Notes regarding permissions:
- The file
/etc/nslcd.confcontains the password for the LDAP user. - The file is owned by
root:nslcdand has mode 640. The reason for the group-readable permission is that thenslcddaemon runs as usernslcd.
Notes about the "root" DN:
- If we say yes to the DebConf question "Allow LDAP admin account to behave like local root?", we must also specify a "root" DN
- Usually I say "no" to the question, but I leave the following comments in this documentation if I re-decide at a later time
- I would set the "root" DN to something like cn=libpam-ldap,ou=users,dc=herzbube,dc=ch
- Under no circumstances would I give pam_ldapd a "root" DN that actually has total super-user rights on the LDAP directory (e.g. a rootdn configuration in /etc/ldap/slapd.conf)

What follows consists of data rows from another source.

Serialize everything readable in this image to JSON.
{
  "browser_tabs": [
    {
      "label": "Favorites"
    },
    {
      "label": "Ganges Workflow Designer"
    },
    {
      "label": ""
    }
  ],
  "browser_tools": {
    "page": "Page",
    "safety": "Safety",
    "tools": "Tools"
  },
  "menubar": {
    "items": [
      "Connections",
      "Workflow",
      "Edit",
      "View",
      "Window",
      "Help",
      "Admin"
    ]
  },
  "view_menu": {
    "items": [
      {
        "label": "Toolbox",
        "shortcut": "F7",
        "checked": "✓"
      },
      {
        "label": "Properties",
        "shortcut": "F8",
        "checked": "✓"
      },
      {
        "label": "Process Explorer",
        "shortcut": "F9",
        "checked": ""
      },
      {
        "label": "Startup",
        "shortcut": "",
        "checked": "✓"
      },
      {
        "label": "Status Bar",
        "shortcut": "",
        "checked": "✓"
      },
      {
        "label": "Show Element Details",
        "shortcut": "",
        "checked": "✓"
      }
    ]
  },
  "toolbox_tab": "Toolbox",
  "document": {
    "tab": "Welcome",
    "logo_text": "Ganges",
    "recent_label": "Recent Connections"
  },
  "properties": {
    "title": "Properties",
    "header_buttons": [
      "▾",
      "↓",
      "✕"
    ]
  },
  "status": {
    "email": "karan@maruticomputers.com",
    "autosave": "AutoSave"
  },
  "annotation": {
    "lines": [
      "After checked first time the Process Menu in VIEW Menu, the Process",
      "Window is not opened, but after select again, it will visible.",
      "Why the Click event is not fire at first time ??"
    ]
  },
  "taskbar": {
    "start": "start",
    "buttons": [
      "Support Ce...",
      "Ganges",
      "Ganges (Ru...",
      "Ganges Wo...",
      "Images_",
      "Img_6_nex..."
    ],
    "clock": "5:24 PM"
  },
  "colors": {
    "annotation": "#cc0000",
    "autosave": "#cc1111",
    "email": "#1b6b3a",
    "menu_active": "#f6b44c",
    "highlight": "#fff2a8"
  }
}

- pam_ldapd should only have write access to the ou=users subtree of the directory
- The "root" DN password would be stored in /etc/nslcd.conf
LDAP directory modifications
Because the packages libpam-ldapd and libnss-ldapd access the LDAP directory via the same daemon, nslcd, only one bind DN is needed, and currently the one from libnss-ldapd is used (cn=libnss-ldap,ou=users,dc=herzbube,dc=ch).
See the NSS wiki page for details.
In the history of this wiki page information can be found about the old libnss-pam package which was configured to use cn=readonly-users,ou=users,dc=herzbube,dc=ch to access the LDAP directory.
potentially outdated information User account LDAP entries must have the following structure so that pam_ldapd can use them:
- Must be located below ou=users,dc=herzbube,dc=ch (we have said so during the dpkg configuration process)
- Must have an attribute uid whose value matches the user name provided to pam_ldap
- Must have an attribute userPassword
Modify /etc/pam.d/common-* files
The default configuration provided by the Debian package(s) runs fine, no customization is necessary.
In the history of this wiki page information can be found about a custom PAM configuration I developed when I was starting to work with LDAP. This custom configuration is no longer necessary because the default configuration provided by a modern stable Debian system runs just fine.